那一眼里没有责备,没有安慰,只有一种奇异的平静。
“等着我。”艾尔说,“等我回来,再给你讲‘主角光环’是怎么回事。”
米迦勒愣了一下。
然后,他缓缓点了点头。
“……好。”
——
阿尔瓦博士不知道什么时候站了起来,走到艾尔面前。
他手里拿着一个小小的皮质本子和一支炭笔。
“战场观察记录。”博士的声音依然干涩,但眼神里有着某种从未有过的东西,“前线的情况,敌人的弱点,士兵的反应,战斗的效果——全部记下来。回来之后,我要详细报告。”
艾尔看着那本子和笔,沉默了一秒。
“……博士。”
“什么?”
“你是在担心我回不来,所以让我留个遗言吗?”
阿尔瓦博士的脸僵了一下。
“胡说八道。”他硬邦邦地说,“这是科学研究。战场数据是最珍贵的资料。”
“好。”艾尔笑着接过本子和笔,塞进怀里,“等我回来给你写报告。”
博士哼了一声,转身走回角落。
但在转身的那一瞬间,艾尔看见了——那老学究的眼角,有什么东西闪了一下。
——
罗拉娜静静地站在那里,从始至终没有说一句话。
艾尔走到她面前,停下。
精灵的目光落在他脸上,翠绿色的瞳孔里倒映着他苍白的面容和头上暗淡的冠冕。
“精灵族有一句古老的谚语。”罗拉娜轻声说,“‘当你不得不走入黑暗时,记得你身后有光’。”
艾尔愣了一下。
然后,他感觉到一只温暖的手,轻轻覆上了他的额头。
那不是治疗。
那是祝福。
精灵古老的祝福,用生命之树的恩赐,刻入灵魂深处。
“去吧。”罗拉娜收回手,嘴角带着一丝极淡的笑意,“你身后有光。

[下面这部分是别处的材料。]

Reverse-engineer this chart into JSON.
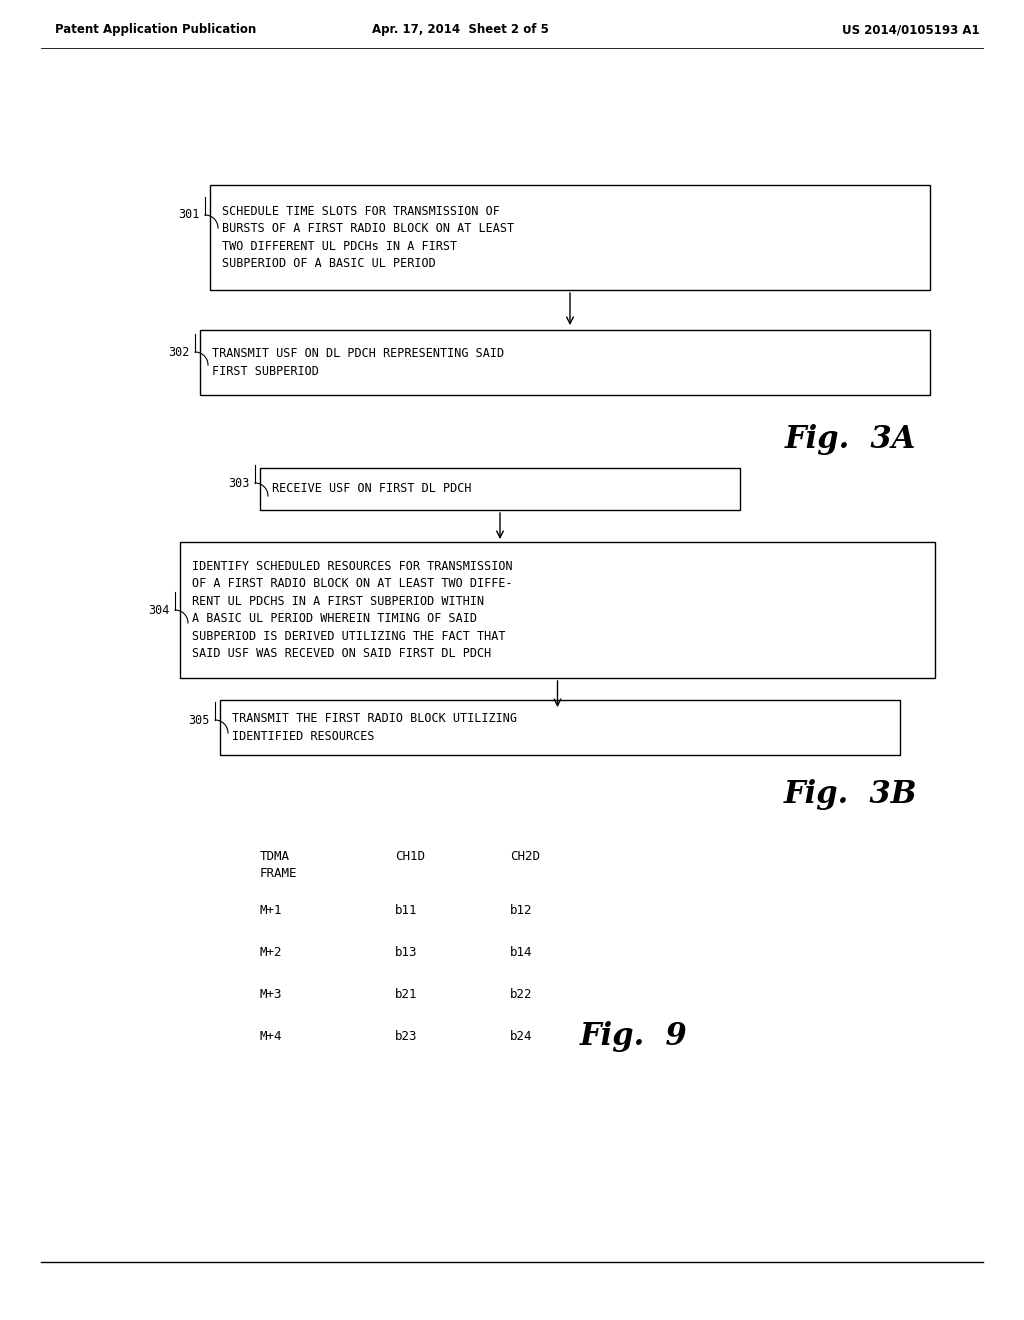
{
  "bg_color": "#ffffff",
  "header_left": "Patent Application Publication",
  "header_center": "Apr. 17, 2014  Sheet 2 of 5",
  "header_right": "US 2014/0105193 A1",
  "fig3a_label": "Fig.  3A",
  "fig3b_label": "Fig.  3B",
  "fig9_label": "Fig.  9",
  "box301_text": "SCHEDULE TIME SLOTS FOR TRANSMISSION OF\nBURSTS OF A FIRST RADIO BLOCK ON AT LEAST\nTWO DIFFERENT UL PDCHs IN A FIRST\nSUBPERIOD OF A BASIC UL PERIOD",
  "label301": "301",
  "box302_text": "TRANSMIT USF ON DL PDCH REPRESENTING SAID\nFIRST SUBPERIOD",
  "label302": "302",
  "box303_text": "RECEIVE USF ON FIRST DL PDCH",
  "label303": "303",
  "box304_text": "IDENTIFY SCHEDULED RESOURCES FOR TRANSMISSION\nOF A FIRST RADIO BLOCK ON AT LEAST TWO DIFFE-\nRENT UL PDCHS IN A FIRST SUBPERIOD WITHIN\nA BASIC UL PERIOD WHEREIN TIMING OF SAID\nSUBPERIOD IS DERIVED UTILIZING THE FACT THAT\nSAID USF WAS RECEVED ON SAID FIRST DL PDCH",
  "label304": "304",
  "box305_text": "TRANSMIT THE FIRST RADIO BLOCK UTILIZING\nIDENTIFIED RESOURCES",
  "label305": "305",
  "table_col1_header": "TDMA\nFRAME",
  "table_col2_header": "CH1D",
  "table_col3_header": "CH2D",
  "table_rows": [
    [
      "M+1",
      "b11",
      "b12"
    ],
    [
      "M+2",
      "b13",
      "b14"
    ],
    [
      "M+3",
      "b21",
      "b22"
    ],
    [
      "M+4",
      "b23",
      "b24"
    ]
  ]
}
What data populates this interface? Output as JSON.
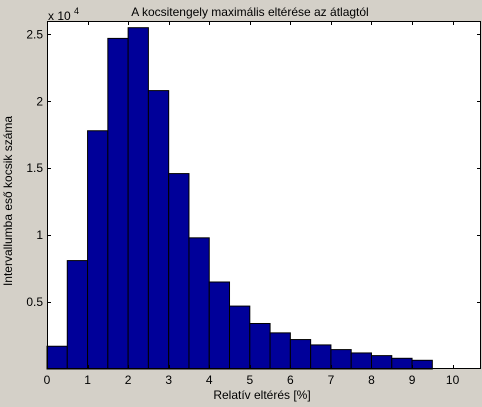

”
艾尔沉默了片刻。
然后,他郑重地点了点头。
“谢谢。”
——
雷奥尼斯躺在担架上,用唯一能动的右手,再次朝艾尔竖起了大拇指。
这一次,他什么都没说。
但那手势,比任何语言都更有力。
艾尔看着他,笑了一下。
然后,他转身,拄着格鲁姆大师的法杖,在爱丽丝的搀扶下,一步一步走向帐篷门口。
身后,是同伴们的目光。
那些目光里有关切,有不舍,有担忧,有骄傲。
但他没有回头。
因为他知道,只要一回头,可能就迈不出这一步了。
——
帐篷外,黎明前的黑暗正浓。
远处的喊杀声越来越清晰,号角声此起彼伏,火光在夜空中跳动,映出城墙上密密麻麻的人影和城外潮水般涌来的黑潮。
空气里弥漫着血腥味、硝烟味和某种令人作呕的腐臭气息。
艾尔深吸一口气。
那气息呛得他咳嗽起来,牵动了全身的伤口,疼得他龇牙咧嘴。